Legislators get free day at track

Tax dollars to pay for Glendening's Preakness guests

State to spend $140,000

They aren't allowed to get free tickets from Pimlico owners

May 16, 2000|By Thomas W. Waldron | Thomas W. Waldron,SUN STAFF

With state law for the first time banning General Assembly members from accepting free Preakness tickets from the owners of Pimlico, Gov. Parris N. Glendening has stepped in and invited legislators to attend Saturday's race in style -- courtesy of the taxpayers.

The governor has invited all 188 legislators and one guest apiece to spend the day in the state government's hospitality tent, which will feature an open bar and a buffet serving roast beef and crab cakes, at about $180 a person.

A spokesman said the governor made the invitations "in light of" a change in Maryland's ethics law, which went into effect last fall and prohibits lobbyists or their employers from giving sports tickets to lawmakers.

In the past, the owners of Pimlico invited legislators to spend Preakness day at the track at no charge, an offer many lawmakers accepted.

"In light of the fact that the racing industry cannot invite the legislators, the governor invited all of them," said Glendening spokesman Michael Morrill.

Because the Assembly plays a key role in the state's economic development effort, he said, legislators should be included in an event designed to market Maryland to businesses.

The administration is inviting about 1,200 people -- including the legislators and their guests -- to attend the race and dine at taxpayer expense, said Linda West, a spokeswoman for the state Department of Business and Economic Development.

Seventy-five senators and delegates have said they will attend. Officials expect about 900 people to take advantage of the offer, West said.

Saturday's entertainment will cost the state $140,000, she said, with local economic development agencies chipping in $22,000.

If 900 people attend, the state and local governments will spend about $180 a person, which means $360 for each legislator and guest that attend.

Morrill said the hospitality tent is an important part of Maryland's efforts to lure companies to the state or to expand their operations here.

The guest list includes executives of companies from Maryland and other states, corporate relocation experts and real estate consultants.

Legislators are being included this year to reflect the importance they play in the state's economic development effort, Morrill said.

"These legislators vote every year on numerous initiatives to help expand economic development in the state," he said.

At the Preakness, they will be "able to talk to the people taking advantage of those programs."

The leader of a Maryland group that advocates stricter ethics laws called it odd that the governor would use state funds for a legislative "perk" that would be banned had it been paid for by the track's owners.

"If it really was a perk that created a questionable appearance, then why would you fix it by charging the taxpayers for it?" said Kathleen S. Skullney, executive director of Common Cause/Maryland.

"If it's such an important cultural event then it seems to me that all the citizens share in that, and ought to be able to go and stop by the state's economic development tent and have a refreshment."

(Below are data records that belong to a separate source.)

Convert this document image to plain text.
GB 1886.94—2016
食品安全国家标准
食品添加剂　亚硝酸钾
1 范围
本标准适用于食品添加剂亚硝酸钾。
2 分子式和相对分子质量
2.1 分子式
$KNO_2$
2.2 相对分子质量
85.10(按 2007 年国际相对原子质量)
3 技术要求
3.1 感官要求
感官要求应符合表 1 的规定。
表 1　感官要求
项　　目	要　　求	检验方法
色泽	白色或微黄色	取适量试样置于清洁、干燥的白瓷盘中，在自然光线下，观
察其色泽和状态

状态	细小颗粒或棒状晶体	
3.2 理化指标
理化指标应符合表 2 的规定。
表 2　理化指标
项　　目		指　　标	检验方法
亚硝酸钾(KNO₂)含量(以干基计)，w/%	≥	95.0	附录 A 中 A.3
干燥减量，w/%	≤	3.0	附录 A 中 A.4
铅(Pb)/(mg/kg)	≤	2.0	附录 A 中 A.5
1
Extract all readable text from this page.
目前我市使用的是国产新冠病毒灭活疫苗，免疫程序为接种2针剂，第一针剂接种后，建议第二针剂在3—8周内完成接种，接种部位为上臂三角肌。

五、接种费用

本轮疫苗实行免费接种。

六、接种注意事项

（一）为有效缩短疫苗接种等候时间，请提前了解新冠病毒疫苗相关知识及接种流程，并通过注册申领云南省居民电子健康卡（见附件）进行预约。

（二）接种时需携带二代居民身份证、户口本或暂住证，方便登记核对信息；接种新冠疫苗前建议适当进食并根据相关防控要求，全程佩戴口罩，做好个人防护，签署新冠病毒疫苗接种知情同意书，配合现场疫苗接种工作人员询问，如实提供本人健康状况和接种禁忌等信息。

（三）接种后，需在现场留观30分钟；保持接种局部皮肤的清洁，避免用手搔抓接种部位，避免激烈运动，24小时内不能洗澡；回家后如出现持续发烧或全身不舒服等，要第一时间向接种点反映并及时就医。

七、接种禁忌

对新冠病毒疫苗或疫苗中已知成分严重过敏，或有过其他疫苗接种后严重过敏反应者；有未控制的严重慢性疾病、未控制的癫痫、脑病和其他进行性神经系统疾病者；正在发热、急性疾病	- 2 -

Senate President Thomas V. Mike Miller, a longtime backer of Maryland racing, defended the use of state money to entertain legislators.

"I think it's important that the legislators be there, that they know the importance of racing in the state," said Miller, a Prince George's County Democrat who will skip the race to attend his daughter's college graduation.

"It's a small investment in terms of educating legislators," he said.

Del. Robert L. Flanagan, a Howard County Republican who is generally quick to point out what he deems excessive spending by Glendening's Democratic administration, had little to say about the Preakness invitations.

"I have to say I've been there," Flanagan said.

He added that though he has visited the state tent in the past, he has made it a practice to purchase his seat for the day.

The state tent sits amid a "village" of tents paid for by corporations that use the opportunity to entertain.

A chain-link fence separates the corporate village from the remainder of the track's infield.

Although the new law prohibits tracks from giving legislators tickets to races, Pimlico's owners are allowed to hand out tickets to social events related to the Preakness.

This year, they have invited legislators to a pre-Preakness party in Baltimore on Friday night, a $50 value.

The track also has invited legislators to a reception Thursday night in Washington, a ticket with a $40 value.

Two years ago, more than a quarter of the legislature and dozens of their guests took advantage of free tickets and a catered spread at the Preakness.

In all, lawmakers and their guests received $17,000 worth of free items at the race and the party the previous night, according to disclosure forms filed by the track at the State Ethics Commission.

The General Assembly passed legislation this year authorizing the state to help finance major renovations at Pimlico and other racetracks in Maryland.